Reluctantly, I removed the lavender hedge. It stretched the width of the plot and often self-seeded so I had a ready supply of new lavenders.  When I dug them up, each plant had at least 20 slugs and snails in it, many with more so I wasn’t clearing them out anywhere near enough. To be honest, hunting for slugs and snails seems like a waste of time when you could be harvesting and enjoying what you have grown so the problem in this bed has been solved. These slugs and snails meant that I didn’t get any beans at all this year and have 5 chicories to last me all winter! The five that did last had copper rings put round them when I realised that I was going to lose them all so that is at least one positive and proof that in some circumstances they do work.

The other area is trickier to solve. I can’t see where the critters are coming from – is it the black plastic path alongside the raspberries or is it from under the fruit trees? One side is eaten first so I think they must be coming from the tree side.  This needs more investigation. I’m still struggling with the permaculture saying “The problem is the solution.” and “It isn’t an over abundance of slugs, it is an undersupply of ducks!” So, what to do bearing in mind that I don’t want to keep animals on the plots – difficult to have holidays and we have been overrun with rats this year. Today I came up with a list of things to do in this area:

  1. Keep looking for the source and deal with it when I find it!
  2. Reduce the black plastic in the area and use more shreddings/chippings. They don’t really like crawling over rough shreddings and so I need to use these on the paths around the beds.
  3. Change what I grow in this area. My rhubarb needs moving because it is a slug hotel itself particularly as I grow them at the end of beds with other vegetables in them. I might was well make the most of the sluggy area and  move the rhubarb to it and then the beds they have come out of can be kept slug free and provide a bit more growing space.
  4. Think more carefully about when I plant out the delicate, little veg transplants.  The onions that did survive in the bed went out in a dry spell in April where there was no rain for about 3 weeks and so they established quickly and were much bigger. The other beds I planted out before the rain in May and they disappeared over night.
  5. Consider borrowing a duck or two for a morning or afternoon, fencing off the area temporarily and letting them loose. There are some ducks not to far from me and the owners might be willing to do a deal.

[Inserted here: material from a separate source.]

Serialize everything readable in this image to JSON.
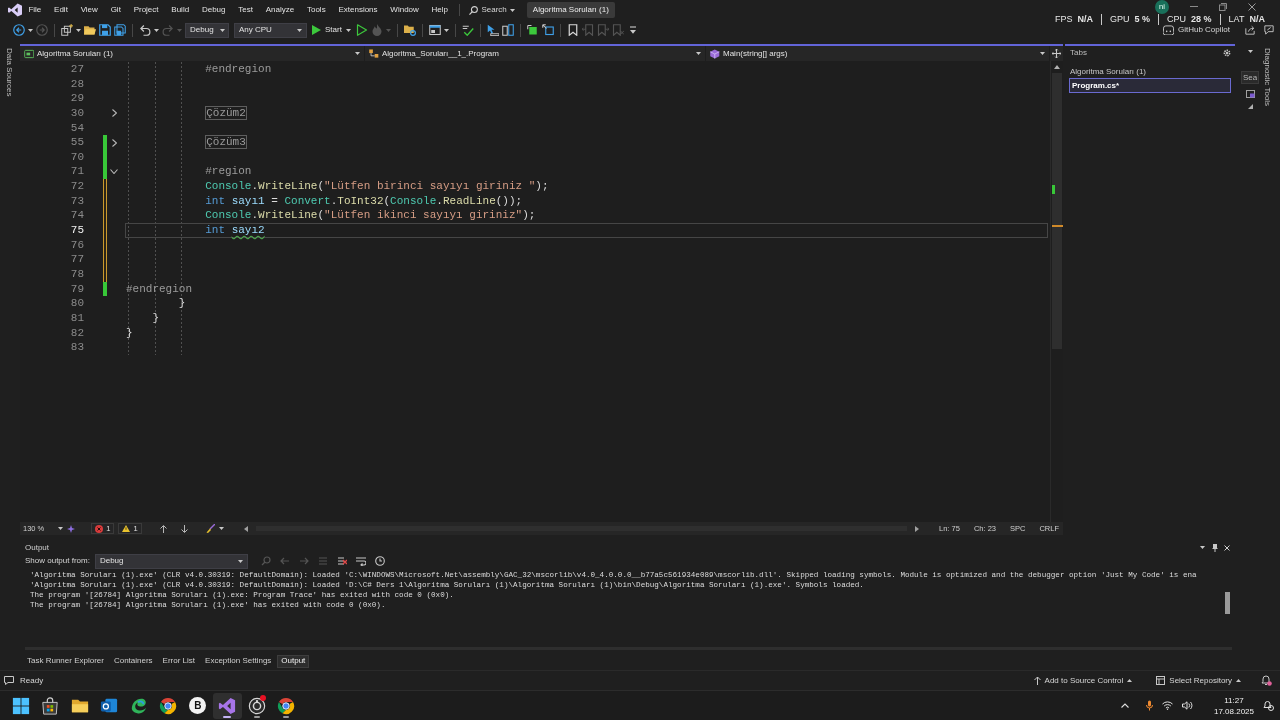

So, learnings from this year about not using slug pellets:

  • Copper rings will work when you only have a few plants left that you want to save
  • Use weather forecasts to decide when to plant out
  • Reduce the slug and snail happy places which includes removing the lower, damaged or brown leaves on plants and inspecting under netting regularly

Accept the loss of some crops but not too many! I have grown some carrots at home where the slug/snail population is much more in balance (in favour of me!) although Foxy having a snooze on them might not help

  • If you lose a crop, sow it again but I do draw the line at a third time.

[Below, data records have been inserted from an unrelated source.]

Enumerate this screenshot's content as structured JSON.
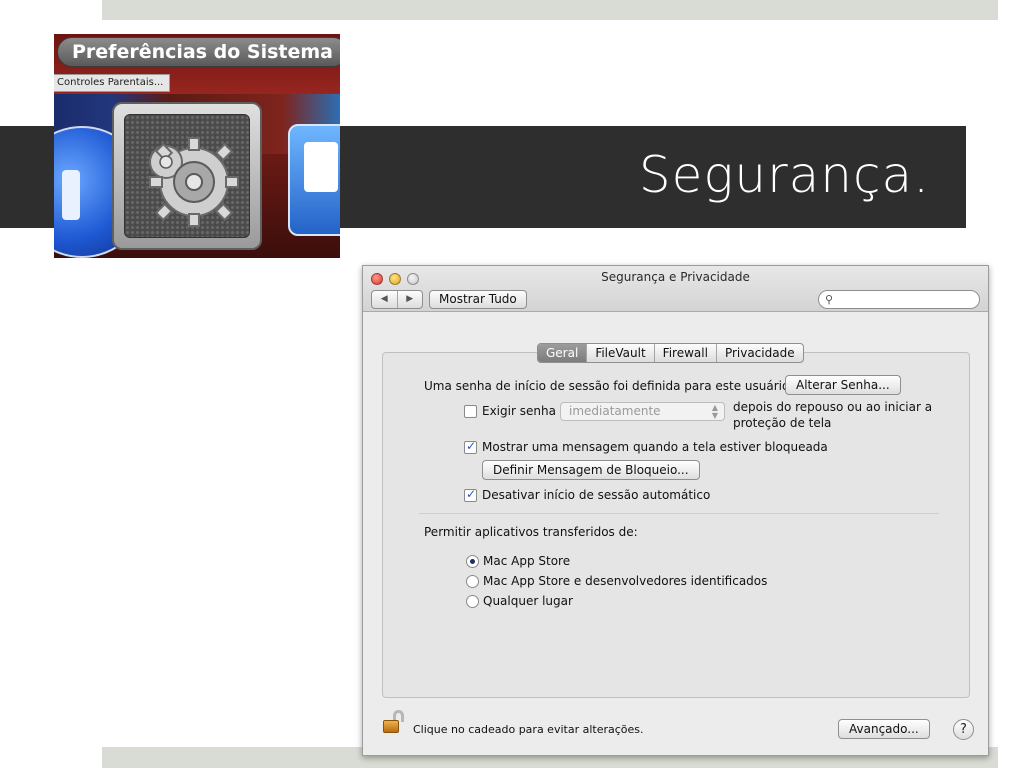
{
  "slide": {
    "title": "Segurança."
  },
  "dock": {
    "tooltip": "Preferências do Sistema",
    "menu_item": "Controles Parentais...",
    "icons": [
      "finder-icon",
      "system-preferences-gear-icon",
      "preview-icon"
    ]
  },
  "window": {
    "title": "Segurança e Privacidade",
    "nav_back": "◀",
    "nav_forward": "▶",
    "show_all_label": "Mostrar Tudo",
    "search": {
      "placeholder": "",
      "value": "",
      "icon": "search-icon"
    },
    "tabs": [
      {
        "label": "Geral",
        "active": true
      },
      {
        "label": "FileVault",
        "active": false
      },
      {
        "label": "Firewall",
        "active": false
      },
      {
        "label": "Privacidade",
        "active": false
      }
    ],
    "general": {
      "password_set_text": "Uma senha de início de sessão foi definida para este usuário",
      "change_password_button": "Alterar Senha...",
      "require_password": {
        "label": "Exigir senha",
        "checked": false,
        "select_value": "imediatamente",
        "suffix_line1": "depois do repouso ou ao iniciar a",
        "suffix_line2": "proteção de tela"
      },
      "show_message": {
        "label": "Mostrar uma mensagem quando a tela estiver bloqueada",
        "checked": true
      },
      "set_lock_message_button": "Definir Mensagem de Bloqueio...",
      "disable_auto_login": {
        "label": "Desativar início de sessão automático",
        "checked": true
      },
      "allow_apps_heading": "Permitir aplicativos transferidos de:",
      "allow_options": [
        {
          "label": "Mac App Store",
          "selected": true
        },
        {
          "label": "Mac App Store e desenvolvedores identificados",
          "selected": false
        },
        {
          "label": "Qualquer lugar",
          "selected": false
        }
      ]
    },
    "footer": {
      "lock_text": "Clique no cadeado para evitar alterações.",
      "advanced_button": "Avançado...",
      "help_button": "?"
    }
  },
  "colors": {
    "band": "#2e2e2e",
    "stripe": "#d9dcd4",
    "window_bg": "#ececec",
    "check_accent": "#1f57c9"
  }
}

The next thing I want to improve upon in 2022 is harvesting and prepping what I have grown. I love the harvesting but hate prepping/cooking/preserving the crops – or even spending time generally in the kitchen. I recently read Steve’s Kitchen Garden and Seaside Allotment Harvest chapter in his ebook about how he harvests and think I might try it next year.

What do you do on days that you can’t get outside to garden?